The final fish dish of the night was a grilled monkfish, covered with a mushroom glaze and served with peas, chanterelles, chicken butter and a birch vinaigrette. This fish was thoroughly cooked and quite meaty in texture. The peas were only lightly prepared and still had a firm texture. The mushrooms were flavorful, but a bit salty, and the sauce was again excellent. Another lovely dish 18.
The single meat dish was a grilled lamb, which was served with a lamb jus, the fat resulting from the cooking process, some lemon thyme and capers. A wild garlic sabayon with edible herbs and a warm cider-glazed bun came on two more plates. The lamb was tender and flavorful, its sauce nicely acidic and salty. The herb dip was truly exceptional - flavorful and creamy (20 by itself). The only question mark here was the sticky bun - its sweetness didn't quite gel with the rest of this course 18.
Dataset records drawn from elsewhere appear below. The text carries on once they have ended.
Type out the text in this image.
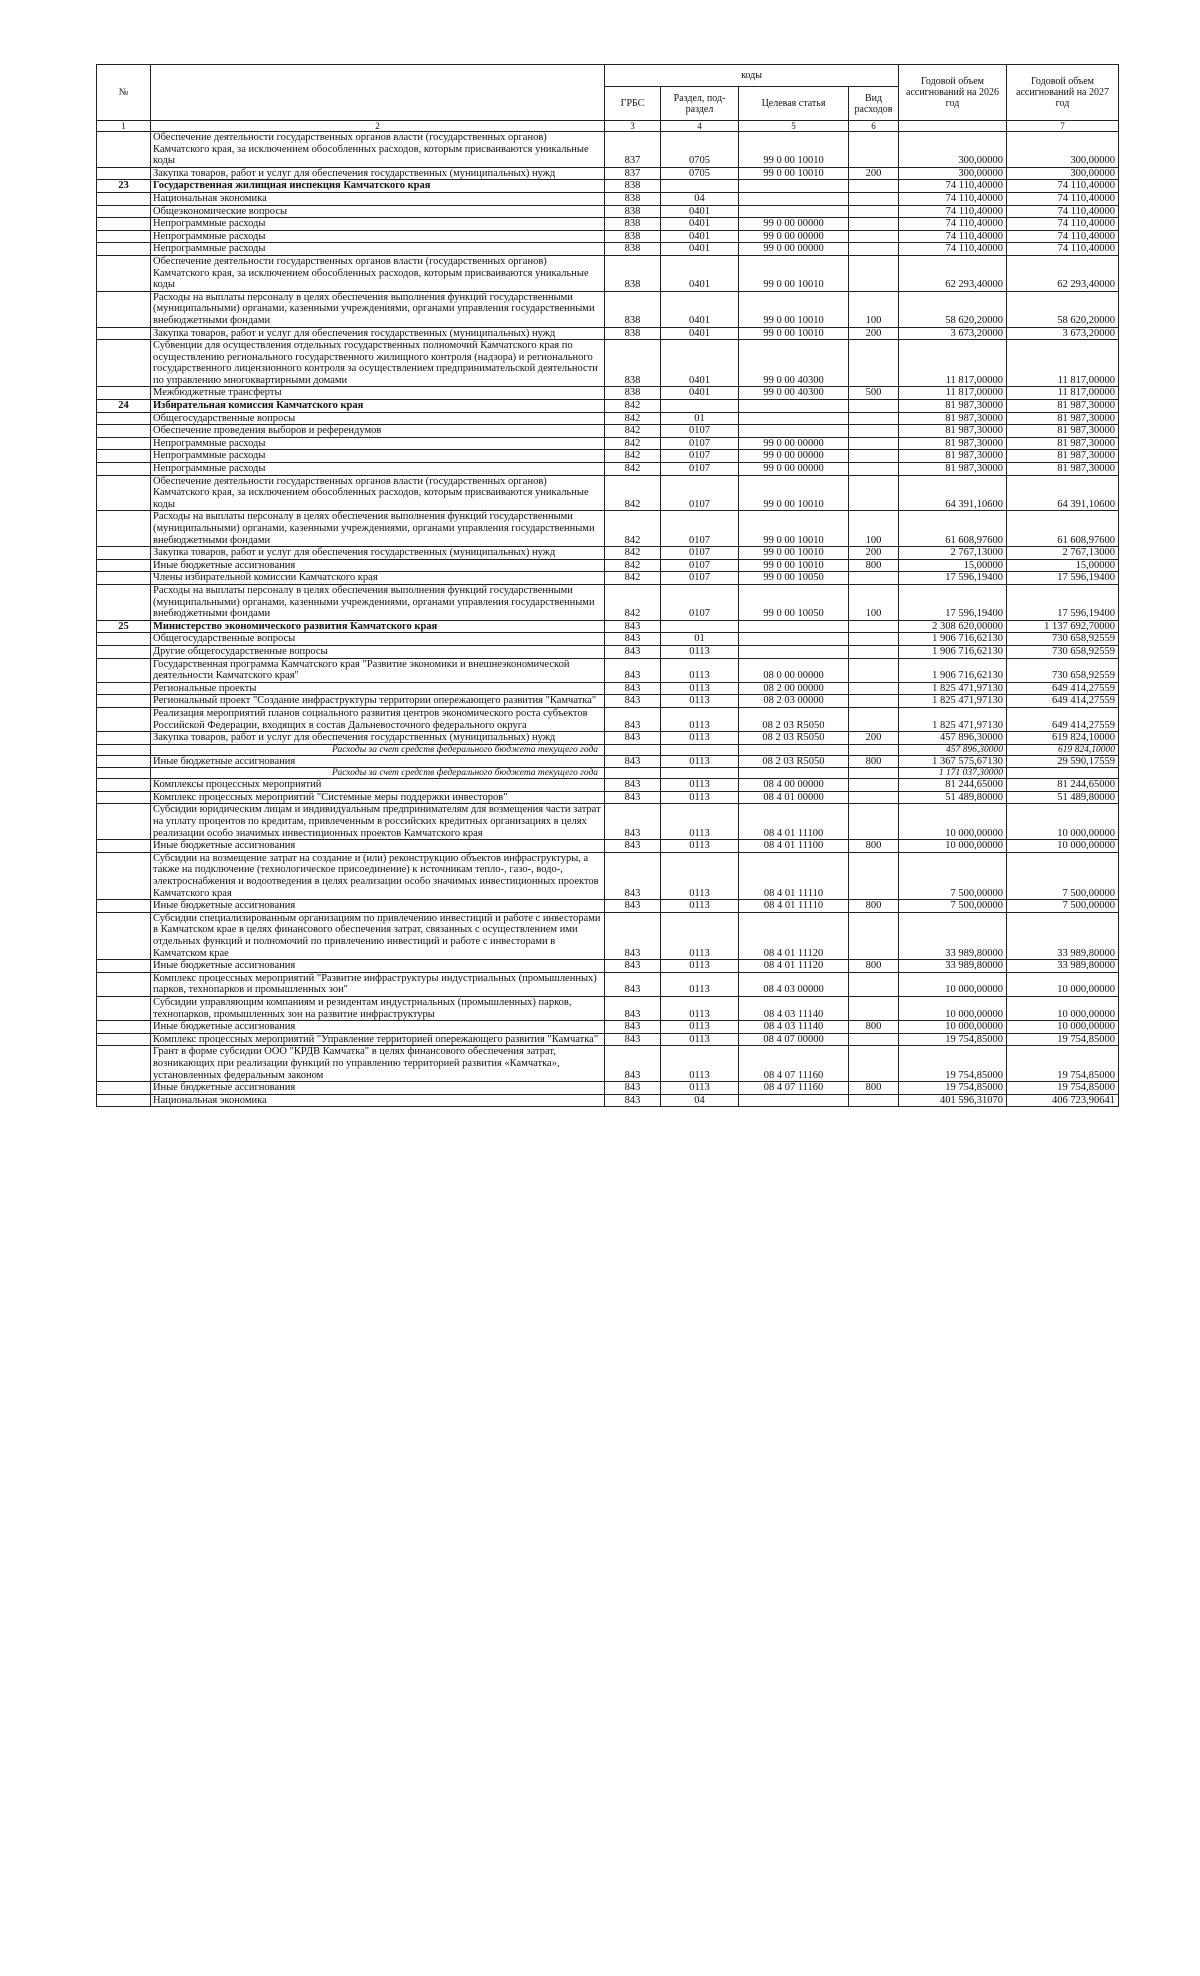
№		коды				Годовой объем ассигнований на 2026 год	Годовой объем ассигнований на 2027 год
		ГРБС	Раздел, под-раздел	Целевая статья	Вид расходов		
1	2	3	4	5	6		7
	Обеспечение деятельности государственных органов власти (государственных органов) Камчатского края, за исключением обособленных расходов, которым присваиваются уникальные коды	837	0705	99 0 00 10010		300,00000	300,00000
	Закупка товаров, работ и услуг для обеспечения государственных (муниципальных) нужд	837	0705	99 0 00 10010	200	300,00000	300,00000
23	Государственная жилищная инспекция Камчатского края	838				74 110,40000	74 110,40000
	Национальная экономика	838	04			74 110,40000	74 110,40000
	Общеэкономические вопросы	838	0401			74 110,40000	74 110,40000
	Непрограммные расходы	838	0401	99 0 00 00000		74 110,40000	74 110,40000
	Непрограммные расходы	838	0401	99 0 00 00000		74 110,40000	74 110,40000
	Непрограммные расходы	838	0401	99 0 00 00000		74 110,40000	74 110,40000
	Обеспечение деятельности государственных органов власти (государственных органов) Камчатского края, за исключением обособленных расходов, которым присваиваются уникальные коды	838	0401	99 0 00 10010		62 293,40000	62 293,40000
	Расходы на выплаты персоналу в целях обеспечения выполнения функций государственными (муниципальными) органами, казенными учреждениями, органами управления государственными внебюджетными фондами	838	0401	99 0 00 10010	100	58 620,20000	58 620,20000
	Закупка товаров, работ и услуг для обеспечения государственных (муниципальных) нужд	838	0401	99 0 00 10010	200	3 673,20000	3 673,20000
	Субвенции для осуществления отдельных государственных полномочий Камчатского края по осуществлению регионального государственного жилищного контроля (надзора) и регионального государственного лицензионного контроля за осуществлением предпринимательской деятельности по управлению многоквартирными домами	838	0401	99 0 00 40300		11 817,00000	11 817,00000
	Межбюджетные трансферты	838	0401	99 0 00 40300	500	11 817,00000	11 817,00000
24	Избирательная комиссия Камчатского края	842				81 987,30000	81 987,30000
	Общегосударственные вопросы	842	01			81 987,30000	81 987,30000
	Обеспечение проведения выборов и референдумов	842	0107			81 987,30000	81 987,30000
	Непрограммные расходы	842	0107	99 0 00 00000		81 987,30000	81 987,30000
	Непрограммные расходы	842	0107	99 0 00 00000		81 987,30000	81 987,30000
	Непрограммные расходы	842	0107	99 0 00 00000		81 987,30000	81 987,30000
	Обеспечение деятельности государственных органов власти (государственных органов) Камчатского края, за исключением обособленных расходов, которым присваиваются уникальные коды	842	0107	99 0 00 10010		64 391,10600	64 391,10600
	Расходы на выплаты персоналу в целях обеспечения выполнения функций государственными (муниципальными) органами, казенными учреждениями, органами управления государственными внебюджетными фондами	842	0107	99 0 00 10010	100	61 608,97600	61 608,97600
	Закупка товаров, работ и услуг для обеспечения государственных (муниципальных) нужд	842	0107	99 0 00 10010	200	2 767,13000	2 767,13000
	Иные бюджетные ассигнования	842	0107	99 0 00 10010	800	15,00000	15,00000
	Члены избирательной комиссии Камчатского края	842	0107	99 0 00 10050		17 596,19400	17 596,19400
	Расходы на выплаты персоналу в целях обеспечения выполнения функций государственными (муниципальными) органами, казенными учреждениями, органами управления государственными внебюджетными фондами	842	0107	99 0 00 10050	100	17 596,19400	17 596,19400
25	Министерство экономического развития Камчатского края	843				2 308 620,00000	1 137 692,70000
	Общегосударственные вопросы	843	01			1 906 716,62130	730 658,92559
	Другие общегосударственные вопросы	843	0113			1 906 716,62130	730 658,92559
	Государственная программа Камчатского края "Развитие экономики и внешнеэкономической деятельности Камчатского края"	843	0113	08 0 00 00000		1 906 716,62130	730 658,92559
	Региональные проекты	843	0113	08 2 00 00000		1 825 471,97130	649 414,27559
	Региональный проект "Создание инфраструктуры территории опережающего развития "Камчатка"	843	0113	08 2 03 00000		1 825 471,97130	649 414,27559
	Реализация мероприятий планов социального развития центров экономического роста субъектов Российской Федерации, входящих в состав Дальневосточного федерального округа	843	0113	08 2 03 R5050		1 825 471,97130	649 414,27559
	Закупка товаров, работ и услуг для обеспечения государственных (муниципальных) нужд	843	0113	08 2 03 R5050	200	457 896,30000	619 824,10000
	Расходы за счет средств федерального бюджета текущего года					457 896,30000	619 824,10000
	Иные бюджетные ассигнования	843	0113	08 2 03 R5050	800	1 367 575,67130	29 590,17559
	Расходы за счет средств федерального бюджета текущего года					1 171 037,30000	
	Комплексы процессных мероприятий	843	0113	08 4 00 00000		81 244,65000	81 244,65000
	Комплекс процессных мероприятий "Системные меры поддержки инвесторов"	843	0113	08 4 01 00000		51 489,80000	51 489,80000
	Субсидии юридическим лицам и индивидуальным предпринимателям для возмещения части затрат на уплату процентов по кредитам, привлеченным в российских кредитных организациях в целях реализации особо значимых инвестиционных проектов Камчатского края	843	0113	08 4 01 11100		10 000,00000	10 000,00000
	Иные бюджетные ассигнования	843	0113	08 4 01 11100	800	10 000,00000	10 000,00000
	Субсидии на возмещение затрат на создание и (или) реконструкцию объектов инфраструктуры, а также на подключение (технологическое присоединение) к источникам тепло-, газо-, водо-, электроснабжения и водоотведения в целях реализации особо значимых инвестиционных проектов Камчатского края	843	0113	08 4 01 11110		7 500,00000	7 500,00000
	Иные бюджетные ассигнования	843	0113	08 4 01 11110	800	7 500,00000	7 500,00000
	Субсидии специализированным организациям по привлечению инвестиций и работе с инвесторами в Камчатском крае в целях финансового обеспечения затрат, связанных с осуществлением ими отдельных функций и полномочий по привлечению инвестиций и работе с инвесторами в Камчатском крае	843	0113	08 4 01 11120		33 989,80000	33 989,80000
	Иные бюджетные ассигнования	843	0113	08 4 01 11120	800	33 989,80000	33 989,80000
	Комплекс процессных мероприятий "Развитие инфраструктуры индустриальных (промышленных) парков, технопарков и промышленных зон"	843	0113	08 4 03 00000		10 000,00000	10 000,00000
	Субсидии управляющим компаниям и резидентам индустриальных (промышленных) парков, технопарков, промышленных зон на развитие инфраструктуры	843	0113	08 4 03 11140		10 000,00000	10 000,00000
	Иные бюджетные ассигнования	843	0113	08 4 03 11140	800	10 000,00000	10 000,00000
	Комплекс процессных мероприятий "Управление территорией опережающего развития "Камчатка"	843	0113	08 4 07 00000		19 754,85000	19 754,85000
	Грант в форме субсидии ООО "КРДВ Камчатка" в целях финансового обеспечения затрат, возникающих при реализации функций по управлению территорией развития «Камчатка», установленных федеральным законом	843	0113	08 4 07 11160		19 754,85000	19 754,85000
	Иные бюджетные ассигнования	843	0113	08 4 07 11160	800	19 754,85000	19 754,85000
	Национальная экономика	843	04			401 596,31070	406 723,90641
The first dessert course featured strawberries, topped with a shiso ice cream and a meringue. Additional ingredients included bergamot, black tea, and a shiso vinegar sauce. Altogether, this dish was not too sweet - the vinegar made it a bit savory but still well-balanced with the other ingredients. The lightly herbal, savory note of the shiso ice cream also played well into the “savory and sweet” theme 18.
The second and final dessert was definitely in the “sweet” category. Koji ice cream was topped with a chocolate/hazelnut tuile and accompanied by a fennel crumble. A little pine cone was present as well - an oddly woodsy outlier in an otherwise pretty straightforward dish. Taken all together, this tasted like a chocolate ice cream with a hazelnut crunch, and was thankfully pretty light for a chocolate dessert. Excellent 19.
The arrival of the petit four cart indicated that our dinner was sadly coming to an end. Naturally, we sampled all the available options. A Norwegian strawberry was fine, but not particularly sweet 15. A raspberry tarte had layers of mint custard, raspberry marmalade and raspberry slices. The underlying tarte was not very crunchy, but the fruit was very good, and the hint of mint gave this a unique character 17. Apple juice had been made into a pate de fruit that was topped with another baby pine cone. The pate de fruit was fine, but even the third time around, I wasn’t a fan of the woodsy pine cone - maybe it's an acquired taste 16. A black currant and licorice mousse was - oddly enough - neither particularly fruity nor did it taste much of licorice 15. My favorite bite from the dessert cart was a choux pastry filled with a hazelnut cream. The hazelnut flavor was excellent 18. Finally, two chocolate pralines. The first one was filled with a lemon cream, but the light lemon flavor and chocolate didn't really go together that well 14. Better was a praline filled with a coffee ganache. There was so much ganache that the chocolate was almost an afterthought 16.
A warm, crunchy cardamom pastry concluded our dinner 16.
Overall: A wonderful dinner full of great dishes, most of them featuring local seafood. Particularly impressive was the consistency among the main courses, all of which were solidly in the 18-19 points range. Only the appetizers and petit fours had a few less successful bites. With the accompanying great service, this was a deserved three stars and a very strong 18.